Marrico Gafford (born May 23, 1996) is an American former professional football wide receiver and cornerback. He played college football at Wyoming.

==Early life==
Gafford was born and grew up in Des Moines, Iowa. He originally attended East High School, where he played football and ran track and was named All-State at cornerback by The Des Moines Register. He transferred to Dowling Catholic High School going into his senior year and was again named All-State. He also competed in the Iowa High School Athletic Association track and field state championships, where he set the state's 100-meter dash record at 10.61 seconds and also won the Class 4A 200 meter dash title.

==College career==
Gafford began his collegiate career at Iowa Western Community College, where he played two seasons and totaled 77 tackles, five interceptions, and three fumble recoveries before committing to play at Wyoming for his final two seasons of college eligibility over offers from Troy and Ohio. In total, he accumulated 103 total tackles, six interceptions, 17 passes defended, three forced fumbles, and 1.5 tackles for loss over the course of his two seasons with the Cowboys. In his senior season, Gafford made 43 total tackles, a forced fumble, and a tackle for a loss with four interceptions and six pass deflections and was named second-team All-Mountain West Conference. His performance also earned him an invitation to participate in the 2018 NFLPA Collegiate Bowl.

==Professional career==

Pre-draft measurables
| Height | Weight | Arm length | Hand span | 40-yard dash | 10-yard split | 20-yard split | 20-yard shuttle | Vertical jump | Broad jump | Bench press |
| 5 ft 9+5⁄8 in (1.77 m) | 184 lb (83 kg) | 29+3⁄4 in (0.76 m) | 8+1⁄2 in (0.22 m) | 4.22 s | 1.49 s | 2.47 s | 4.46 s | 36.5 in (0.93 m) | 10 ft 2 in (3.10 m) | 10 reps |
All values from Wyoming Pro Day

===Tennessee Titans===
Gafford signed with the Tennessee Titans as an undrafted free agent on April 28, 2018. He was cut by the team at the end of training camp on September 1, 2018.

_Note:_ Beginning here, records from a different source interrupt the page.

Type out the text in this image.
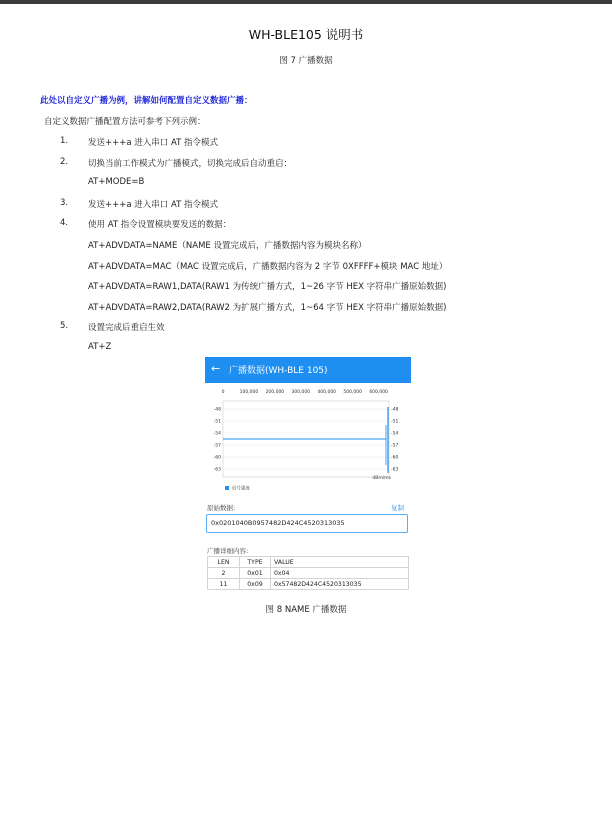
WH-BLE105 说明书
图 7 广播数据
此处以自定义广播为例，讲解如何配置自定义数据广播：
自定义数据广播配置方法可参考下列示例：
1. 发送+++a 进入串口 AT 指令模式
2. 切换当前工作模式为广播模式，切换完成后自动重启：
AT+MODE=B
3. 发送+++a 进入串口 AT 指令模式
4. 使用 AT 指令设置模块要发送的数据：
AT+ADVDATA=NAME（NAME 设置完成后，广播数据内容为模块名称）
AT+ADVDATA=MAC（MAC 设置完成后，广播数据内容为 2 字节 0XFFFF+模块 MAC 地址）
AT+ADVDATA=RAW1,DATA(RAW1 为传统广播方式，1~26 字节 HEX 字符串广播原始数据)
AT+ADVDATA=RAW2,DATA(RAW2 为扩展广播方式，1~64 字节 HEX 字符串广播原始数据)
5. 设置完成后重启生效
AT+Z
← 广播数据(WH-BLE 105)
0	100,000 200,000 300,000 400,000 500,000 600,000
-48	-48
-51	-51
-54	-54
-57	-57
-60	-60
-63	-63
dBm/ms
信号强度
原始数据:	复制
0x0201040B0957482D424C4520313035
广播详细内容:
LEN	TYPE	VALUE
2	0x01	0x04
11	0x09	0x57482D424C4520313035
图 8 NAME 广播数据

===Oakland / Las Vegas Raiders===
Gafford was signed to the Oakland Raiders practice squad on September 3, 2018. While on the practice squad, the Raiders changed Gafford's primary position to wide receiver, in addition to his original cornerback position, due to his speed. He was promoted to the Raiders' active roster on December 18, 2018. Gafford made his NFL debut on December 24, 2018, in a 27-14 win against the Denver Broncos, playing on special teams.

On August 31, 2019, Gafford was waived by the Raiders during final roster cuts but was re-signed to the team's practice squad the next day. He was promoted to the active roster on November 27, 2019. Gafford caught a 49-yard touchdown pass from Derek Carr for his first career reception on December 8, 2019, against the Tennessee Titans. He finished the 2019 season with two catches for 66 yards and a touchdown in four games played.

On November 7, 2020, Gafford was waived by the Raiders and re-signed to the practice squad three days later.

===Arizona Cardinals===
Gafford signed a reserve/futures contract with the Arizona Cardinals on January 6, 2021. He was waived on August 23, 2021.

===Buffalo Bills===
On August 24, 2021, Gafford was claimed off waivers by the Buffalo Bills. He was waived on August 27.

===Denver Broncos===
On September 14, 2021, Gafford was signed to the Denver Broncos practice squad.

===Green Bay Packers===
On January 26, 2022, Gafford signed a reserve/future contract with the Green Bay Packers. The Packers moved Gafford back to cornerback after the team drafted three wide receivers in the 2022 NFL draft. He was waived on August 30, and signed to the practice squad the next day. On September 2, he was released from the practice squad.

===Birmingham Stallions===
On December 13, 2022 Gafford signed with the Birmingham Stallions of the United States Football League (USFL) and returned to being a wide receiver. He was released on April 10, 2023.

=== BC Lions ===
On September 26, 2023, Gafford signed a practice roster agreement with the BC Lions. He did not dress in a game with the Lions, but was re-signed for the following season on November 22, 2023. He retired on March 25, 2024.